R: Recode values

recode {dplyr}

R Documentation

Recode values

Description

recode() is superseded in favor of case_match(), which handles the most important cases of recode() with a more elegant interface. recode_factor() is also superseded, however, its direct replacement is not currently available but will eventually live in forcats. For creating new variables based on logical vectors, use if_else(). For even more complicated criteria, use case_when().
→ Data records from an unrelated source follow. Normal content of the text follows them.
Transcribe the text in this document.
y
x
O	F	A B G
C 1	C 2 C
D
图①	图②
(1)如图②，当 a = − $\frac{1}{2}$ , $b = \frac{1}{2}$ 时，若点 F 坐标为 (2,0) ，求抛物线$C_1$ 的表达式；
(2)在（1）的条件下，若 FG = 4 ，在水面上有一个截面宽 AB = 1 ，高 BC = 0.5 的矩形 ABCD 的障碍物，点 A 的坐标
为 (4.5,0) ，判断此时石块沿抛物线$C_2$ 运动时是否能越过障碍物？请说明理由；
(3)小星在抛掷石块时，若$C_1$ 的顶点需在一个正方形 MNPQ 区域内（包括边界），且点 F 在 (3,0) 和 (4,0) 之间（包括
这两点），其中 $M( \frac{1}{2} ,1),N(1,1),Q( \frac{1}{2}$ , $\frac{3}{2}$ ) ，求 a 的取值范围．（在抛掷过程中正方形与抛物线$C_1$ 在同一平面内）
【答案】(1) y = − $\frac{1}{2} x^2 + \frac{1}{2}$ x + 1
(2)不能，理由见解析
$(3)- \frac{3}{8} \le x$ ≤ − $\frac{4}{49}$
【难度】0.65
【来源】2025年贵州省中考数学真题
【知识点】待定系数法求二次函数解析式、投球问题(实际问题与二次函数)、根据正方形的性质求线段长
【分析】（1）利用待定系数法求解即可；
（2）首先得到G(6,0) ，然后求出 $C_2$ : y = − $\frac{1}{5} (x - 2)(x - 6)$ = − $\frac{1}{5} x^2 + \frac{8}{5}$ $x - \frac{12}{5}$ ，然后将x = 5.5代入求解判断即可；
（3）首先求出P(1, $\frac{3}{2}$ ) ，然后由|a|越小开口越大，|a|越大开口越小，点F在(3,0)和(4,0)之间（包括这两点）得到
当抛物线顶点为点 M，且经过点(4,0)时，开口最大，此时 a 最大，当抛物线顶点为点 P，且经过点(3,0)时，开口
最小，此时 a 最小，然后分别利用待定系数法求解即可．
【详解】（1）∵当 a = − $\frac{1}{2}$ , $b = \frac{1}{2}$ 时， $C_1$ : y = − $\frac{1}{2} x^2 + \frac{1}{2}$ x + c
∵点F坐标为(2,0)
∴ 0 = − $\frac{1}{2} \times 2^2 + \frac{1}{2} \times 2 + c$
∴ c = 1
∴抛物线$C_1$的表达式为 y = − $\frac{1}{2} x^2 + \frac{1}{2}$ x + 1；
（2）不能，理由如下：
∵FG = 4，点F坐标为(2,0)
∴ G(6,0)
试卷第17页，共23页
recode() is a vectorised version of switch(): you can replace numeric values based on their position or their name, and character or factor values only by their name. This is an S3 generic: dplyr provides methods for numeric, character, and factors. You can use recode() directly with factors; it will preserve the existing order of levels while changing the values. Alternatively, you can use recode_factor(), which will change the order of levels to match the order of replacements.

Usage

recode(.x, ..., .default = NULL, .missing = NULL)
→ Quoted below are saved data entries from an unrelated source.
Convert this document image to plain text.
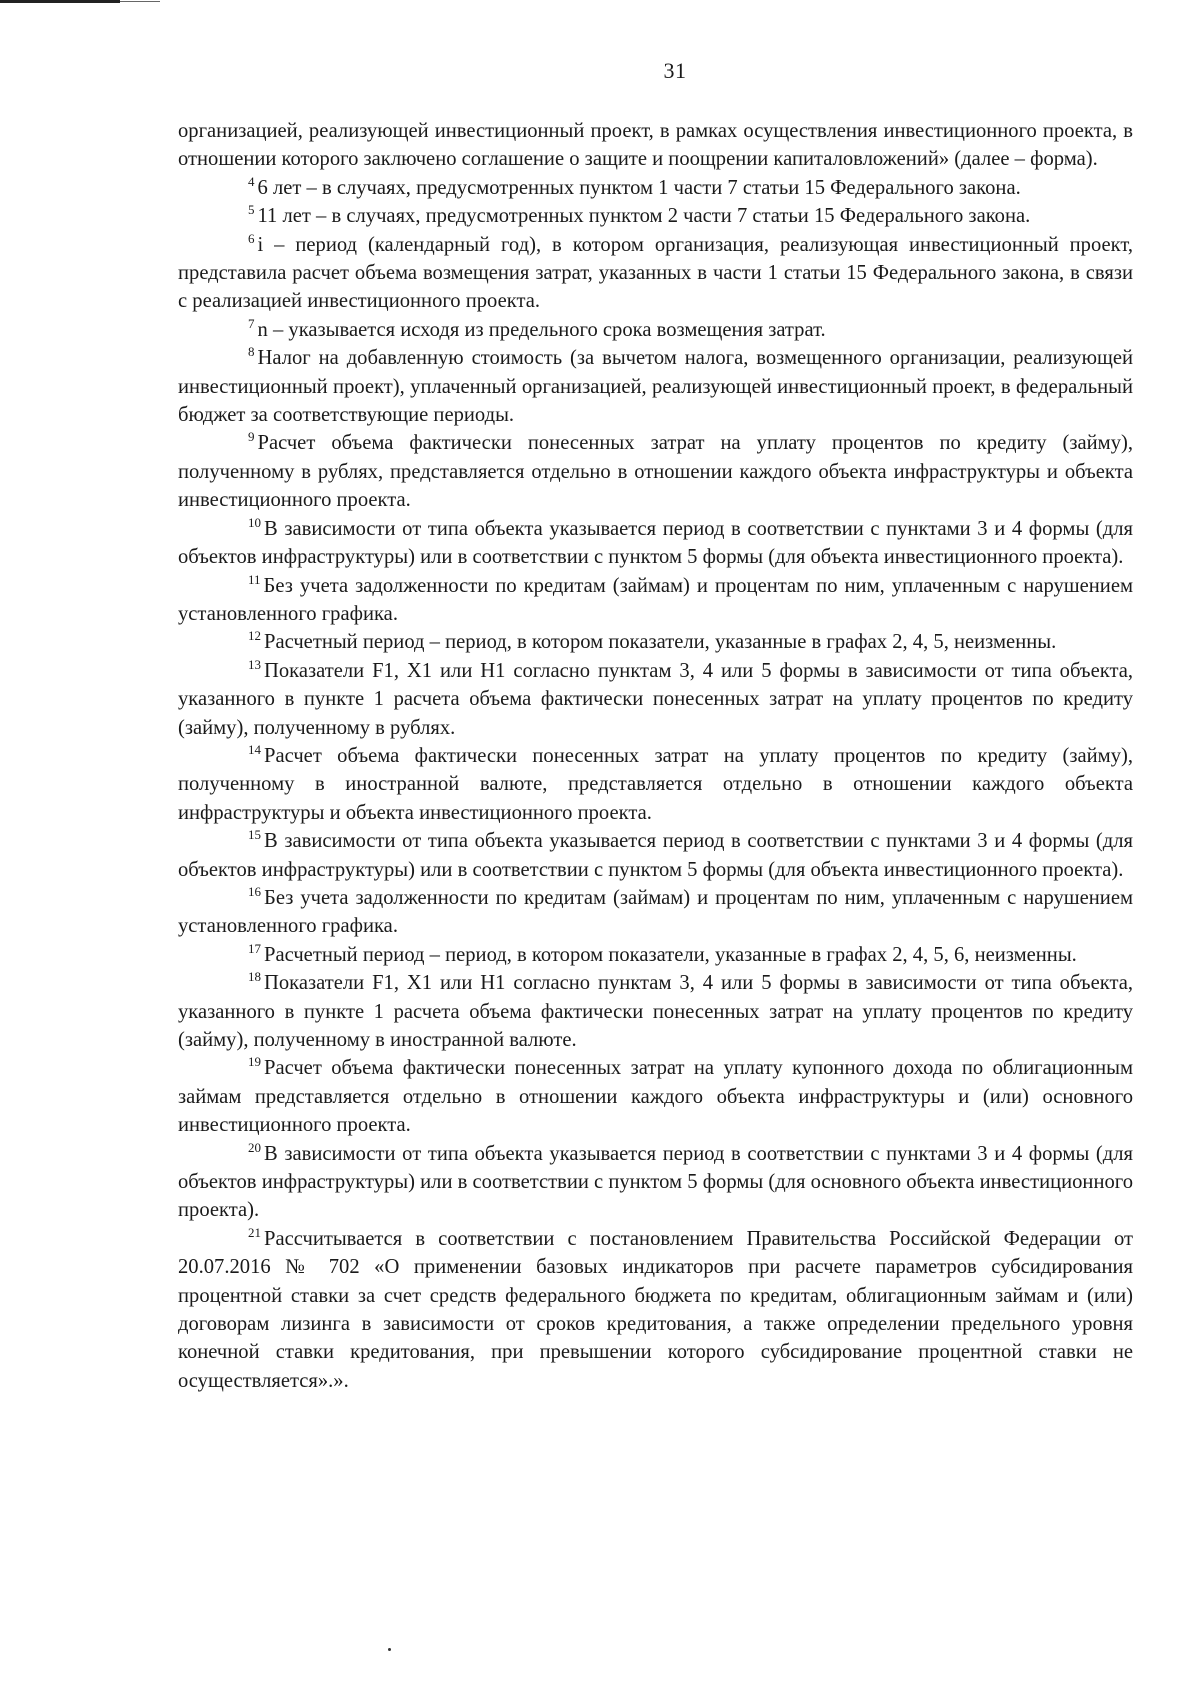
31

организацией, реализующей инвестиционный проект, в рамках осуществления инвестиционного проекта, в отношении которого заключено соглашение о защите и поощрении капиталовложений» (далее – форма).

$^4$ 6 лет – в случаях, предусмотренных пунктом 1 части 7 статьи 15 Федерального закона.

$^5$ 11 лет – в случаях, предусмотренных пунктом 2 части 7 статьи 15 Федерального закона.

$^6$ i – период (календарный год), в котором организация, реализующая инвестиционный проект, представила расчет объема возмещения затрат, указанных в части 1 статьи 15 Федерального закона, в связи с реализацией инвестиционного проекта.

$^7$ n – указывается исходя из предельного срока возмещения затрат.

$^8$ Налог на добавленную стоимость (за вычетом налога, возмещенного организации, реализующей инвестиционный проект), уплаченный организацией, реализующей инвестиционный проект, в федеральный бюджет за соответствующие периоды.

$^9$ Расчет объема фактически понесенных затрат на уплату процентов по кредиту (займу), полученному в рублях, представляется отдельно в отношении каждого объекта инфраструктуры и объекта инвестиционного проекта.

$^{10}$ В зависимости от типа объекта указывается период в соответствии с пунктами 3 и 4 формы (для объектов инфраструктуры) или в соответствии с пунктом 5 формы (для объекта инвестиционного проекта).

$^{11}$ Без учета задолженности по кредитам (займам) и процентам по ним, уплаченным с нарушением установленного графика.

$^{12}$ Расчетный период – период, в котором показатели, указанные в графах 2, 4, 5, неизменны.

$^{13}$ Показатели F1, X1 или H1 согласно пунктам 3, 4 или 5 формы в зависимости от типа объекта, указанного в пункте 1 расчета объема фактически понесенных затрат на уплату процентов по кредиту (займу), полученному в рублях.

$^{14}$ Расчет объема фактически понесенных затрат на уплату процентов по кредиту (займу), полученному в иностранной валюте, представляется отдельно в отношении каждого объекта инфраструктуры и объекта инвестиционного проекта.

$^{15}$ В зависимости от типа объекта указывается период в соответствии с пунктами 3 и 4 формы (для объектов инфраструктуры) или в соответствии с пунктом 5 формы (для объекта инвестиционного проекта).

$^{16}$ Без учета задолженности по кредитам (займам) и процентам по ним, уплаченным с нарушением установленного графика.

$^{17}$ Расчетный период – период, в котором показатели, указанные в графах 2, 4, 5, 6, неизменны.

$^{18}$ Показатели F1, X1 или H1 согласно пунктам 3, 4 или 5 формы в зависимости от типа объекта, указанного в пункте 1 расчета объема фактически понесенных затрат на уплату процентов по кредиту (займу), полученному в иностранной валюте.

$^{19}$ Расчет объема фактически понесенных затрат на уплату купонного дохода по облигационным займам представляется отдельно в отношении каждого объекта инфраструктуры и (или) основного инвестиционного проекта.

$^{20}$ В зависимости от типа объекта указывается период в соответствии с пунктами 3 и 4 формы (для объектов инфраструктуры) или в соответствии с пунктом 5 формы (для основного объекта инвестиционного проекта).

$^{21}$ Рассчитывается в соответствии с постановлением Правительства Российской Федерации от 20.07.2016 № 702 «О применении базовых индикаторов при расчете параметров субсидирования процентной ставки за счет средств федерального бюджета по кредитам, облигационным займам и (или) договорам лизинга в зависимости от сроков кредитования, а также определении предельного уровня конечной ставки кредитования, при превышении которого субсидирование процентной ставки не осуществляется».».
recode_factor(.x, ..., .default = NULL, .missing = NULL, .ordered = FALSE)

Arguments

`.x`	A vector to modify
`...`	<`dynamic-dots`> Replacements. For character and factor `.x`, these should be named and replacement is based only on their name. For numeric `.x`, these can be named or not. If not named, the replacement is done based on position i.e. `.x` represents positions to look for in replacements. See examples. When named, the argument names should be the current values to be replaced, and the argument values should be the new (replacement) values. All replacements must be the same type, and must have either length one or the same length as `.x`.
`.default`	If supplied, all values not otherwise matched will be given this value. If not supplied and if the replacements are the same type as the original values in `.x`, unmatched values are not changed. If not supplied and if the replacements are not compatible, unmatched values are replaced with `NA`. `.default` must be either length 1 or the same length as `.x`.
`.missing`	If supplied, any missing values in `.x` will be replaced by this value. Must be either length 1 or the same length as `.x`.
`.ordered`	If `TRUE`, `recode_factor()` creates an ordered factor.

Value

A vector the same length as .x, and the same type as the first of ..., .default, or .missing. recode_factor() returns a factor whose levels are in the same order as in .... The levels in .default and .missing come last.

Examples

char_vec <- sample(c("a", "b", "c"), 10, replace = TRUE)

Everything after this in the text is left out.